Examen du moyen
Sur le moyen relevé d'office
Après avis donné aux parties, conformément à l'article 1015 du code de procédure civile, il est fait application de l'article 620, alinéa 2, du même code.
Vu l'article 3 du code civil et les principes du droit international privé régissant l'exequatur des jugements étrangers :
3. Lorsque la compétence territoriale du juge de l'exequatur ne peut être déterminée sur le fondement du domicile du défendeur, le demandeur peut saisir la juridiction du lieu où il demeure ou celle de son choix, à condition que ce choix soit conforme aux exigences d'une bonne administration de la justice.
4. Pour dire que le tribunal judiciaire de Nantes n'était pas compétent pour statuer sur la demande d'exequatur d'un jugement d'adoption simple rendu au Cameroun, l'arrêt retient que faute de trouver, en l'espèce, un critère de compétence territoriale édicté par l'article 42 du code de procédure civile, le choix de la juridiction territorialement compétente doit être réalisé conformément aux exigences d'une bonne administration de la justice et non, comme le soutient Mme [L], en fonction de son bon vouloir.
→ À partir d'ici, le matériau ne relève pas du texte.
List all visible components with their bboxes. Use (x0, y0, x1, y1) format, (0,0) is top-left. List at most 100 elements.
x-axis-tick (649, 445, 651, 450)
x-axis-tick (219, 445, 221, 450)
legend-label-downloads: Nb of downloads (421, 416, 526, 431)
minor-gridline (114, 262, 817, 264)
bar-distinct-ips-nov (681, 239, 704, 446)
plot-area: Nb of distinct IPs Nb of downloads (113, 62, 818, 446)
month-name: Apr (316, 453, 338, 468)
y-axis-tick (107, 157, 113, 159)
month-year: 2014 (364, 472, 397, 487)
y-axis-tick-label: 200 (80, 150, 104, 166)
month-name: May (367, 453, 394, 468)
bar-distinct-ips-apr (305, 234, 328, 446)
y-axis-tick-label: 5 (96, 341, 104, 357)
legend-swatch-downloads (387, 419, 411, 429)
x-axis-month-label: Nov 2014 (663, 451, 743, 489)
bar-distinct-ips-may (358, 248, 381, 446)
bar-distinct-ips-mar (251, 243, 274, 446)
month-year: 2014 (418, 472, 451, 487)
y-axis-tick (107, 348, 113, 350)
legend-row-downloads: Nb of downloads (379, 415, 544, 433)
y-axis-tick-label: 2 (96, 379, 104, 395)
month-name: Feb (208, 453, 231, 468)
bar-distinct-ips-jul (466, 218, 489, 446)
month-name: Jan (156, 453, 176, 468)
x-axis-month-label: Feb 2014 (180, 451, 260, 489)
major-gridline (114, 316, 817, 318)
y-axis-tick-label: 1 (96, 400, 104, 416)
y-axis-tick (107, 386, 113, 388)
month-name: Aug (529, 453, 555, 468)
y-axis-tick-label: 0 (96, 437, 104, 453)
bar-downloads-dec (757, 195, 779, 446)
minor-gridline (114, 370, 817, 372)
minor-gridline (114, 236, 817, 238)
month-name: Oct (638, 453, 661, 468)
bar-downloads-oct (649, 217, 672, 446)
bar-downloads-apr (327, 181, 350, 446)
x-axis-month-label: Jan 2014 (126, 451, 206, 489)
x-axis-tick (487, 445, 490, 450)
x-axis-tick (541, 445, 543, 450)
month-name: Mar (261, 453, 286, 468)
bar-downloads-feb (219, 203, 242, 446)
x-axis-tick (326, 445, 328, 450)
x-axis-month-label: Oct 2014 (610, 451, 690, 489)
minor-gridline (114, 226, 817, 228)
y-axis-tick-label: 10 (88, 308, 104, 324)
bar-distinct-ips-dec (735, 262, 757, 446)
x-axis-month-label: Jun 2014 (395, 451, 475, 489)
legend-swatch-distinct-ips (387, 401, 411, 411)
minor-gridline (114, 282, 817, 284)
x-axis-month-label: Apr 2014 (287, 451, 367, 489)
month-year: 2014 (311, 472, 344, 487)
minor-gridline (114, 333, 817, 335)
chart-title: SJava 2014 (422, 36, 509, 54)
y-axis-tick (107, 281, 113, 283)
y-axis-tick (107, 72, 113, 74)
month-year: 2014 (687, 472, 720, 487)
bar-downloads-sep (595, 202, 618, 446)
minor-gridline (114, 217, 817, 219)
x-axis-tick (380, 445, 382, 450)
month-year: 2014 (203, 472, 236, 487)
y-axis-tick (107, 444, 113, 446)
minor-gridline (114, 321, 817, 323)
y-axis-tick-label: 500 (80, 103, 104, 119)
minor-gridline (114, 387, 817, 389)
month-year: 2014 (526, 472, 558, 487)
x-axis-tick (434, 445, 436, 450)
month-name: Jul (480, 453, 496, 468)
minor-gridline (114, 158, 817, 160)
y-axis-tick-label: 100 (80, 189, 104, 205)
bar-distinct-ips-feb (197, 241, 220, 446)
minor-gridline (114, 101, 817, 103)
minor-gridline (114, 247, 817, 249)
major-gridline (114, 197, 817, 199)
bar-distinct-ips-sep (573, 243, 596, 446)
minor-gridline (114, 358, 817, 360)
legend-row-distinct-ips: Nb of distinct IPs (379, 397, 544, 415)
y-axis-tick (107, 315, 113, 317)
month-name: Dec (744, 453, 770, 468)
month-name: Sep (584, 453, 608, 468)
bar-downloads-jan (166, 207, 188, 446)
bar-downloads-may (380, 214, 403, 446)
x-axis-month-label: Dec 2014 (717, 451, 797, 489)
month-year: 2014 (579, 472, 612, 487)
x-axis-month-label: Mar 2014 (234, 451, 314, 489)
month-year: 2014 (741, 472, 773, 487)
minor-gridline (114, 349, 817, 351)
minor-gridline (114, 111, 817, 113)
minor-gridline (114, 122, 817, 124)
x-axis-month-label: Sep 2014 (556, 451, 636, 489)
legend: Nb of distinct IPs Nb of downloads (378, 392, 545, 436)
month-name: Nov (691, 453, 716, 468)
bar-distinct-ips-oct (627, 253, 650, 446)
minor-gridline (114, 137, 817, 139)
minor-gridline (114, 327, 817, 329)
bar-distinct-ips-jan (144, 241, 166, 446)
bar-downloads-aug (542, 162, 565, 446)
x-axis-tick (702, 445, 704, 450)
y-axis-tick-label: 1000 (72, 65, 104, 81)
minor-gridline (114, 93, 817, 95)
5. Il ajoute qu'il est de bonne administration de la justice de se référer aux règles relatives à l'adoption en France et plus particulièrement à l'article 1166 du code de procédure civile qui énonce des règles relatives à la compétence territoriale du juge et prévoit que le tribunal compétent est le tribunal du lieu où demeure le requérant lorsque celui-ci demeure en France et que la requérante étant domiciliée à [Localité 4], c'est donc le tribunal judiciaire de cette ville qui doit être déclaré territorialement compétent, ce qui répond à un critère de proximité géographique et au souhait de Mme [L] de voir désigner une juridiction spécialisée en la matière, ce tribunal faisant partie des juridictions spécialement désignées pour connaître des actions aux fins d'adoption ou de reconnaissance des jugements d'adoption rendus à l'étranger, en application de l'article L. 211-13 du code de l'organisation judiciaire.
6. En statuant ainsi, alors que, faute de pouvoir déterminer le tribunal judiciaire territorialement compétent sur le fondement du domicile du défendeur, il lui appartenait de vérifier si le choix de Mme [L] de saisir le tribunal judiciaire de Nantes était conforme aux exigences d'une bonne administration de la justice, la cour d'appel a violé les texte et principes susvisés.